PCSDS warns public against illegal traders fronting as employees

Caption: A public notice by the PCSD published on the official Facebook page.

The Palawan Council for Sustainable Development Staff (PCSDS) yet again issued another warning to the public regarding a criminal modus using the council and its executive director’s name in the conduct of illegal trade of wildlife.

According to a statement on Thursday, two individuals identified as “Paraka”” and “Mirano”” have been presenting themselves as a staff of PCSDS Executive Director Atty. Teodoro Jose Matta in order to purchase lobster fry, or juvenile lobsters.

“It was also reported to us that Paraka and Mirano were using threats and intimidation to persuade the traders into selling lobster fry. These corrupt activities of unscrupulous individuals like Paraka and Mirano were known to have been going on for the last three to four weeks,” the statement read.

The statement added that the two were last monitored operating in Roxas town, particularly in the town proper and in Barangay Caramay. According to PCSDS spokesperson Jovic Fabello, the council is coordinating with various authorities to apprehend them.

“[They will be referred to the] PCSD and BFAR (Bureau of Fisheries and Aquatic Resources) if they don’t have permit to engage in the collection and trading of lobster fry. PNP (Philippine National Police) for coercion activities, misreprentation and false identity,” said Fabello in an interview Thursday.
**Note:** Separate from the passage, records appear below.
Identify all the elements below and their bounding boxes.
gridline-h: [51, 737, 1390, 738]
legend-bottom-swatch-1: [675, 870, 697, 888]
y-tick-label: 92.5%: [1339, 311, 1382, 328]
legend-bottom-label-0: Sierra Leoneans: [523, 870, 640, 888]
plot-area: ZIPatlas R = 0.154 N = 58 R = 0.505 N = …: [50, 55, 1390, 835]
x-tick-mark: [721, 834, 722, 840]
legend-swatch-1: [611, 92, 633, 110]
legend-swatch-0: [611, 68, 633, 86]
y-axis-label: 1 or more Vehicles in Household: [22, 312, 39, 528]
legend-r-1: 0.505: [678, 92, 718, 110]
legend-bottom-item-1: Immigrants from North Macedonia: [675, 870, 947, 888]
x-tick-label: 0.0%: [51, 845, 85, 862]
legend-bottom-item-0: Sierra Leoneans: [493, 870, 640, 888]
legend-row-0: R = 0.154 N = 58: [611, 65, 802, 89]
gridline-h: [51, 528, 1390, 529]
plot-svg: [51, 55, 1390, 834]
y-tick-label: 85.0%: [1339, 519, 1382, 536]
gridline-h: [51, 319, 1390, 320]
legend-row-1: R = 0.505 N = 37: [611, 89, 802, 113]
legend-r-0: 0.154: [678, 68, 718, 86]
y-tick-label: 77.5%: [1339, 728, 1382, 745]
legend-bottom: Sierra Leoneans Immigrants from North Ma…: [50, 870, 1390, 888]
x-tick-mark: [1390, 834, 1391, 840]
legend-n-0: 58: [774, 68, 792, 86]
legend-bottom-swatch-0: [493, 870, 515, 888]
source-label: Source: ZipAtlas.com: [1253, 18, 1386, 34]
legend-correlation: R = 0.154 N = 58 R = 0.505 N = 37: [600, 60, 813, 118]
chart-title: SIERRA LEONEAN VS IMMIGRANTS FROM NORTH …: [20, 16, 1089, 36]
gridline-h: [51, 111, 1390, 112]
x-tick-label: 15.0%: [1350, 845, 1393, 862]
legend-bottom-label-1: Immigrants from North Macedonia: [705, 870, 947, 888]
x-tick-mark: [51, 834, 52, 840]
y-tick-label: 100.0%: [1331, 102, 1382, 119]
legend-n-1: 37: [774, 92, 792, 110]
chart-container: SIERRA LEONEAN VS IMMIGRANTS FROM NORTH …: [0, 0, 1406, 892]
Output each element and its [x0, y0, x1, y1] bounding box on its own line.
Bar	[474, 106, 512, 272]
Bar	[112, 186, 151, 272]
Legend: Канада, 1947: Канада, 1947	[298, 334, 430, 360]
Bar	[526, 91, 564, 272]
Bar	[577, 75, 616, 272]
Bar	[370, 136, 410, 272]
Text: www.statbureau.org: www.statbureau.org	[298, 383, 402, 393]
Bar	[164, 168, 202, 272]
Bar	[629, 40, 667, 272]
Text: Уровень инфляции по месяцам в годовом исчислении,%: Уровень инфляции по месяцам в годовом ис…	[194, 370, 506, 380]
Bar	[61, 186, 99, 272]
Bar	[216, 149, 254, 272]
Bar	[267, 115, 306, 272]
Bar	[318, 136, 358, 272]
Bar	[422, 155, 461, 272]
Buying lobster fry and even adult lobsters in Palawan is heavily regulated by national laws and provincial ordinances to ensure that local lobster populations are not vulnerable to depletion. In February, the Provincial Board approved Provincial Ordinance No. 2475, which states the various guidelines for the local lobster industry. Under the ordinance, the provincial government can impose moratoriums and closed seasons to make sure local lobster populations can recover and reproduce. The ordinance also sets the minimum buying price of lobster to not lower than P100, which protects lobster catchers from exploitative buyers.